Ist der Cup in der Krise?

Diese Frage machte am Sonntagabend nach dem Cup die Runde. Was aber ist überhaupt eine Krise? Man denkt dabei an eine schwierige Zeit, die zu überstehen ist, also eher an etwas, das uns passiert und viel weniger an etwas, mit dem wir aktiv umgehen. Etymologisch ist Krise allerdings ein vom grichischen Verb krinein (trennen, entscheiden) herkommendes Wort, das auch einen durchaus aktiven Vorgang des Differenzierens bezeichnen kann. Wie kommt es aber, dass das Gerücht von der Krise des Cups überhaupt entstehen konnte? Dazu einige Überlegungen, die wir - einige Leipziger - diskutierten und die ich aus meiner Sicht hier wieder geben möchte, um eine Diskussion anzuregen. Und um uns wenigstens eine Basis für eine bewußte Entscheidung zu geben, um zu sehen, ob wir eine Krise, wenn es sie denn gibt, passiv oder aktiv aufnehmen. Stellungnahmen sind daher also mehr als erwünscht.

   Damit das Folgende nicht falsch verstanden wird, möchte ich extra betonen, dass wir Leipziger auch dieses Jahr sehr viel Spaß am Cup hatten. Nur leider sonntags etwas wenig Fussball gespielt haben.
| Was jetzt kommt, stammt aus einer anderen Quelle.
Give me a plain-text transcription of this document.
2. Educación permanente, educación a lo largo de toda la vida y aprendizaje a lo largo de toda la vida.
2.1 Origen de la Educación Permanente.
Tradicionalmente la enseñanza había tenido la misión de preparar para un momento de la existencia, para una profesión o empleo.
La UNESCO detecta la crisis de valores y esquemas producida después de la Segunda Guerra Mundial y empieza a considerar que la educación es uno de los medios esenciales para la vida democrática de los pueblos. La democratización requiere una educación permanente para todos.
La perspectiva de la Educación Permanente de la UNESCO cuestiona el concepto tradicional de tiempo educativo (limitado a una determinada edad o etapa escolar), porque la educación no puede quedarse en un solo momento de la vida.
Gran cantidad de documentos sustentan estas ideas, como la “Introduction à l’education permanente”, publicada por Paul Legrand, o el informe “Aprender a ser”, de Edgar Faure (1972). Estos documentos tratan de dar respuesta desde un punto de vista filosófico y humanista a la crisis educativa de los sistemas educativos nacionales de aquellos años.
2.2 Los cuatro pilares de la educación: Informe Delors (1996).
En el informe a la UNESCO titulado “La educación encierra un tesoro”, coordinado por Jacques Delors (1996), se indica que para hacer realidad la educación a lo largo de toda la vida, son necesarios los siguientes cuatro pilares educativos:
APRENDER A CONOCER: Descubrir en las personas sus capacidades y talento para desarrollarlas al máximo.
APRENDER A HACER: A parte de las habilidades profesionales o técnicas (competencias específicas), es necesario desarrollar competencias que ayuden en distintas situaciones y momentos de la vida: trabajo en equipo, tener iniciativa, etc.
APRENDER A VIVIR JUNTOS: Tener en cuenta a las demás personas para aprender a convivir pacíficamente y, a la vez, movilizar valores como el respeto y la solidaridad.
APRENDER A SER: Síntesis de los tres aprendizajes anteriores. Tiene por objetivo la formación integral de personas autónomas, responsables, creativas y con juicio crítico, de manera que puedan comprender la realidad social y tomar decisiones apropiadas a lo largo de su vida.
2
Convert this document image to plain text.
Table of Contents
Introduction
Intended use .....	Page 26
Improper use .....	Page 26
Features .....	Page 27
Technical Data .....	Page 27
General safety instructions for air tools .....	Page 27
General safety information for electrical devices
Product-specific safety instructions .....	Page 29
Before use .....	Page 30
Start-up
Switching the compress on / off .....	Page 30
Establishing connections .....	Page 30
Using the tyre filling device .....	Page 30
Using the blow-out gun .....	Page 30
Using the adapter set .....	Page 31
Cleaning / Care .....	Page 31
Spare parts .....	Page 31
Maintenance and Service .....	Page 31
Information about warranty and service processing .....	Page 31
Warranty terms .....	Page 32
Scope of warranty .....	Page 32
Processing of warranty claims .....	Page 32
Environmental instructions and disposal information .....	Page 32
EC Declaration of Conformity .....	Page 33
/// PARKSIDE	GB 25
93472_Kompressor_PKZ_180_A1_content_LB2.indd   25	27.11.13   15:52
   Bei strahlendem Sonnenschein und Temperaturen über 30 Grad trafen sich wieder viele fussballgebeisterte Mannschaften auf dem Sportplatz Schafbrücke, um den diesjährigen Voyeurcup zu begehen. Weniger Teilnehmer als letztes Jahr ermöglichten eine längere Spielzeit; trotzdem fehlten spürbar altgediente Mannschaften, wie die Reservoir Dogs, von denen allerdings einige Spieler anwesend waren, um die Sissies anzufeuern und zu feiern. Denn der Voyeurcup ist ein Fest, nicht nur um Fussball zu spielen, sondern auch um sich zu treffen. Leider waren deutlich weniger Zuschauer, Fans, Anhang usw. als sonst auf dem Voyeurcup. Ob es nur an der Hitze lag oder wie kolportiert wird, eine gewisse Cupmüdigkeit um sich greift, konnte nicht ausfindig gemacht werden.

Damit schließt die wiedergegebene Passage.